GoodTurn

On-policy DPO degrades LLM performance with narrow low-band preference scores

0 signals

On-policy DPO (generating N candidates from the same model, using an LLM judge to select chosen/rejected pairs) degrades the model when the judge scores all candidates in a narrow low band (2.3-3.1 out of 5). With 17 pairs averaging chosen=3.0 and rejected=2.3 (gap=0.7), 3 epochs of DPO training reduced combined benchmark score by 0.005 compared to the pre-DPO adapter. The chosen signal teaches mediocrity because 3.0/5 is not a good output, just the least bad one.

1 solution
ranked by outcome — not votes
✓ ACCEPTED

On-policy DPO requires the model to already produce meaningful quality variance.

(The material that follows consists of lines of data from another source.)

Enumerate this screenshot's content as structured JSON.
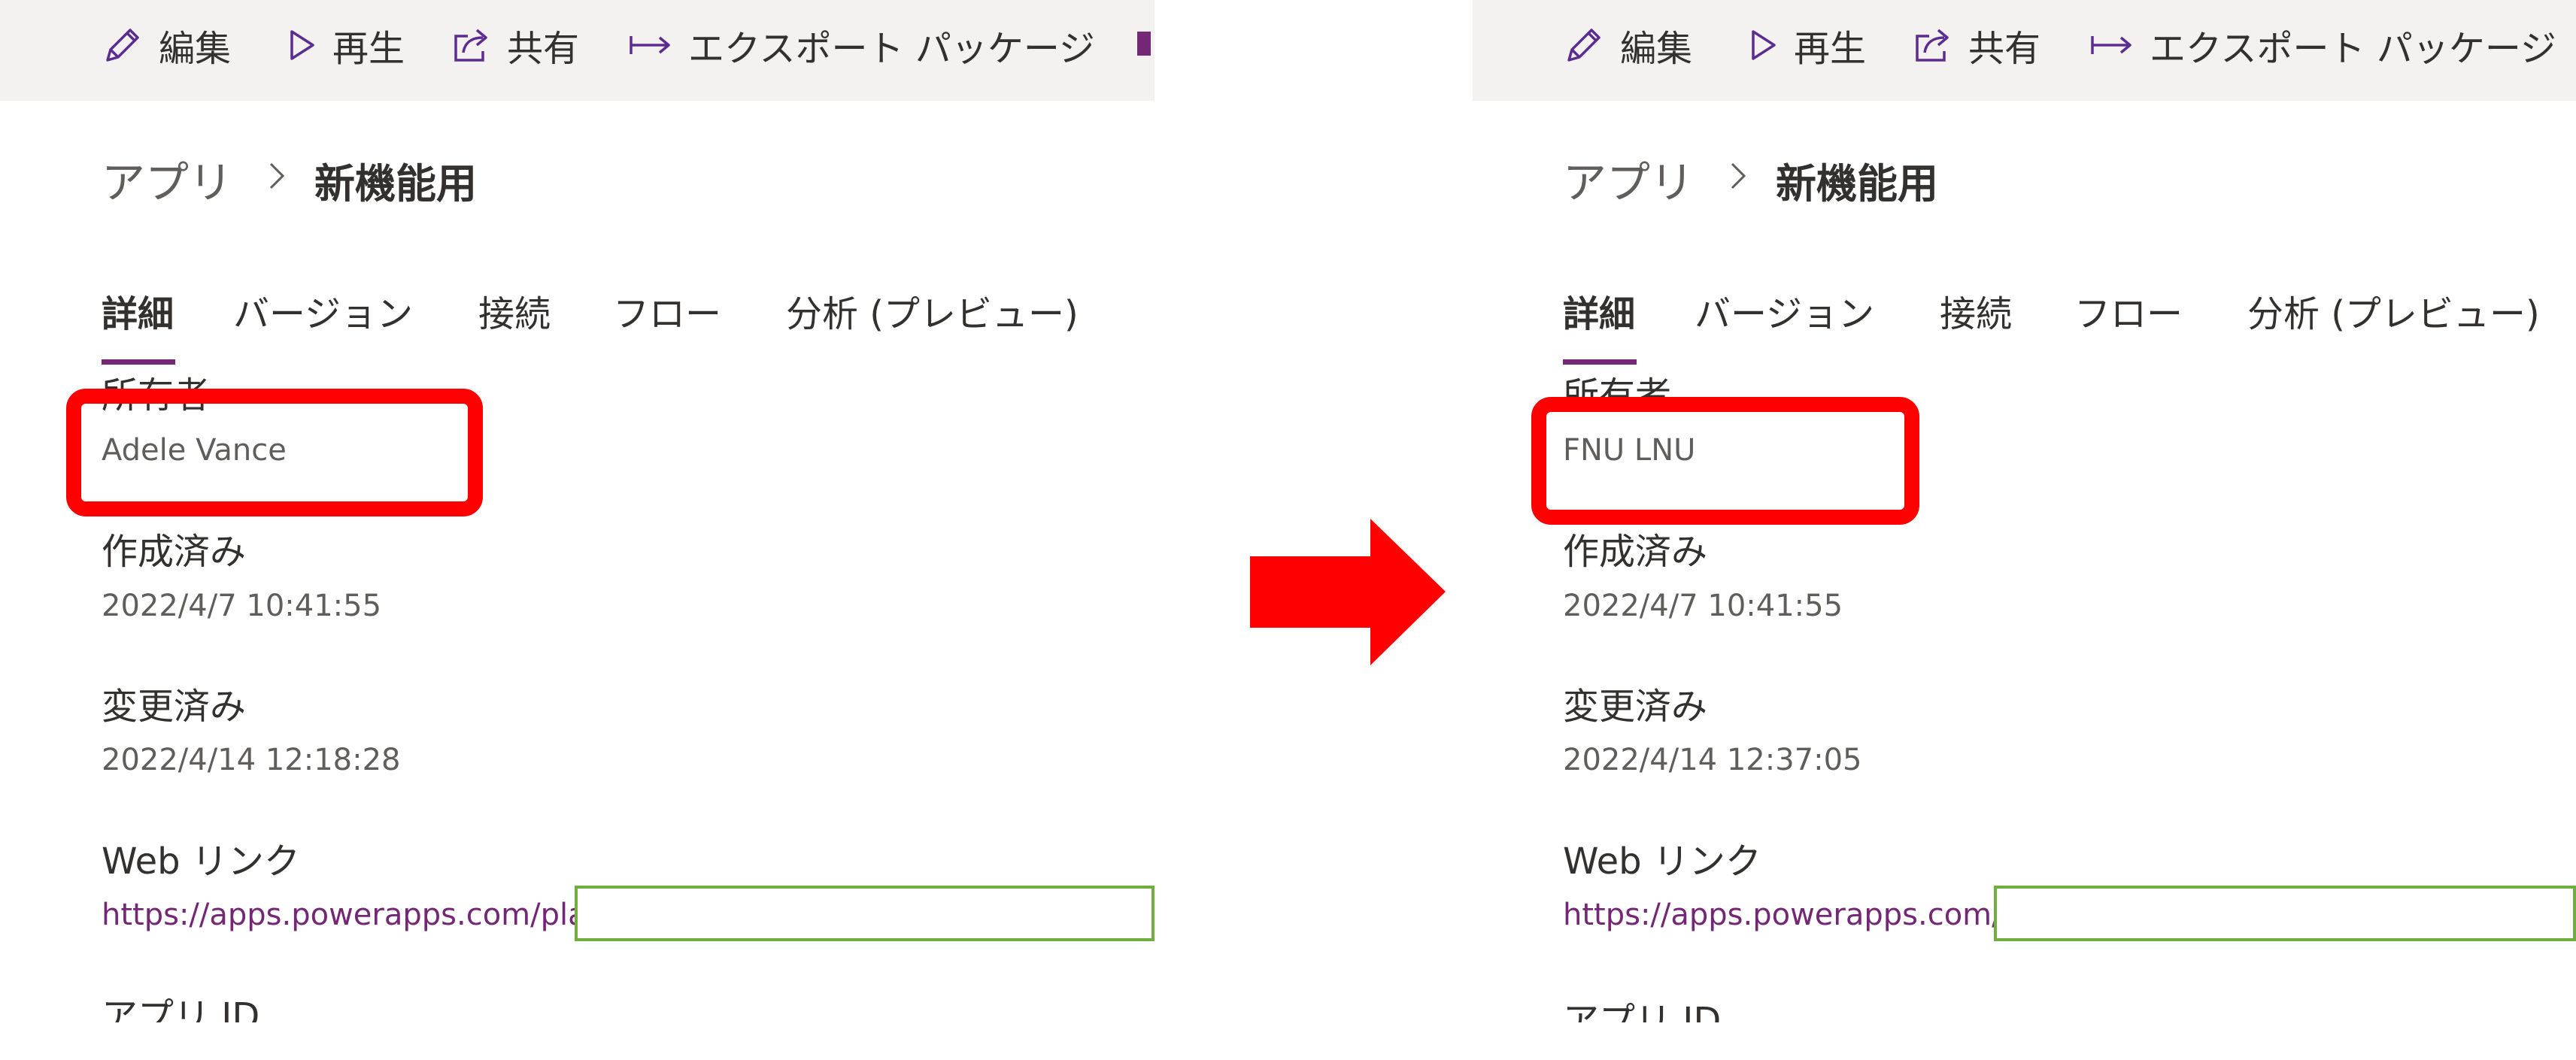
{
  "toolbar": {
    "edit": "編集",
    "play": "再生",
    "share": "共有",
    "export": "エクスポート パッケージ"
  },
  "breadcrumb": {
    "parent": "アプリ",
    "current": "新機能用"
  },
  "tabs": [
    "詳細",
    "バージョン",
    "接続",
    "フロー",
    "分析 (プレビュー)"
  ],
  "labels": {
    "owner": "所有者",
    "created": "作成済み",
    "modified": "変更済み",
    "web_link": "Web リンク",
    "app_id": "アプリ ID"
  },
  "before": {
    "owner": "Adele Vance",
    "created": "2022/4/7 10:41:55",
    "modified": "2022/4/14 12:18:28",
    "web_link": "https://apps.powerapps.com/play/"
  },
  "after": {
    "owner": "FNU LNU",
    "created": "2022/4/7 10:41:55",
    "modified": "2022/4/14 12:37:05",
    "web_link": "https://apps.powerapps.com/pl"
  },
  "colors": {
    "accent": "#742774",
    "highlight": "#ff0000",
    "redaction_border": "#6fae3f",
    "toolbar_bg": "#f3f2f1"
  },
  "icons": [
    "edit-icon",
    "play-icon",
    "share-icon",
    "export-icon",
    "chevron-right-icon",
    "arrow-right-icon"
  ]
}
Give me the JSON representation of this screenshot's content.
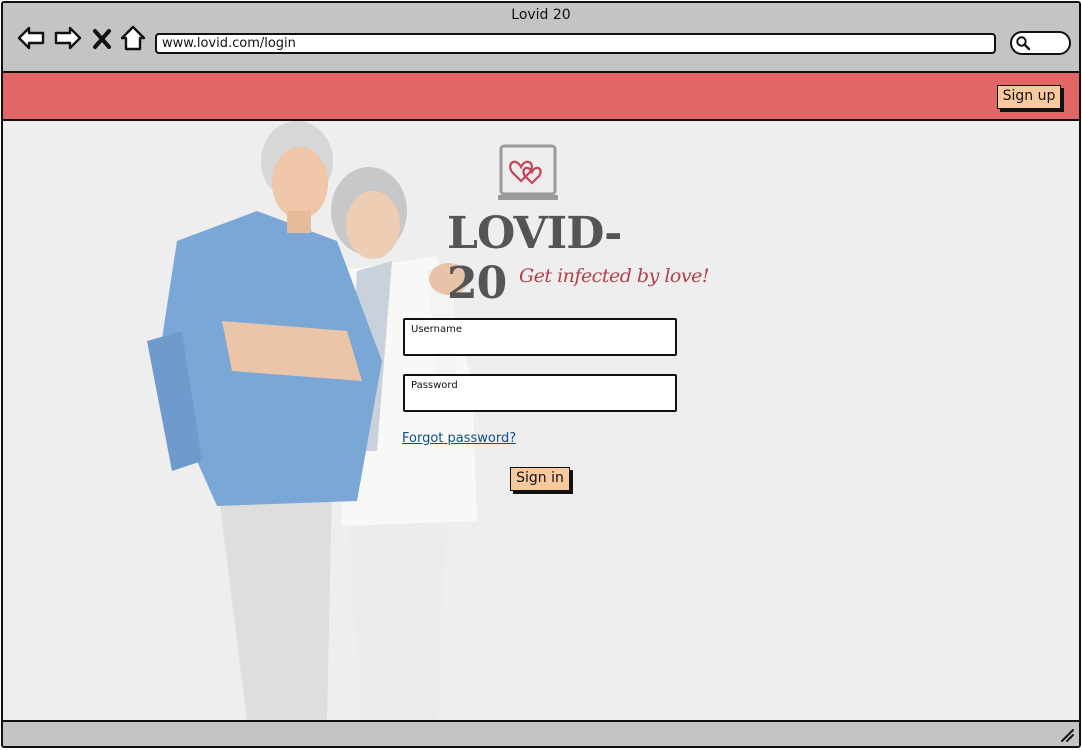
{
  "browser": {
    "title": "Lovid 20",
    "url": "www.lovid.com/login",
    "nav_icons": [
      "back-arrow-icon",
      "forward-arrow-icon",
      "close-x-icon",
      "home-icon"
    ],
    "search_icon": "search-icon"
  },
  "header": {
    "bar_color": "#e16666",
    "signup_label": "Sign up"
  },
  "logo": {
    "icon": "heart-monitor-icon",
    "wordmark": "LOVID-20",
    "tagline": "Get infected by love!"
  },
  "login_form": {
    "username_label": "Username",
    "username_value": "",
    "password_label": "Password",
    "password_value": "",
    "forgot_link": "Forgot password?",
    "signin_label": "Sign in"
  },
  "colors": {
    "button_fill": "#f8c99e",
    "link": "#0a4f8f",
    "tagline": "#b2404b",
    "page_bg": "#eeeeee"
  }
}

If the best candidate scores below ~3.5/5 (or whatever threshold represents genuinely good output on your rubric), the preference signal is noise between two mediocre outputs. Prerequisites: (1) the model must sometimes produce good output (judge > 3.5), (2) it must also sometimes produce bad output (variance), (3) the gap between chosen and rejected should reflect a real quality difference, not just measurement noise. If all candidates cluster in a narrow band, increase temperature for more variance, or invest in improving the base model quality before attempting DPO refinement.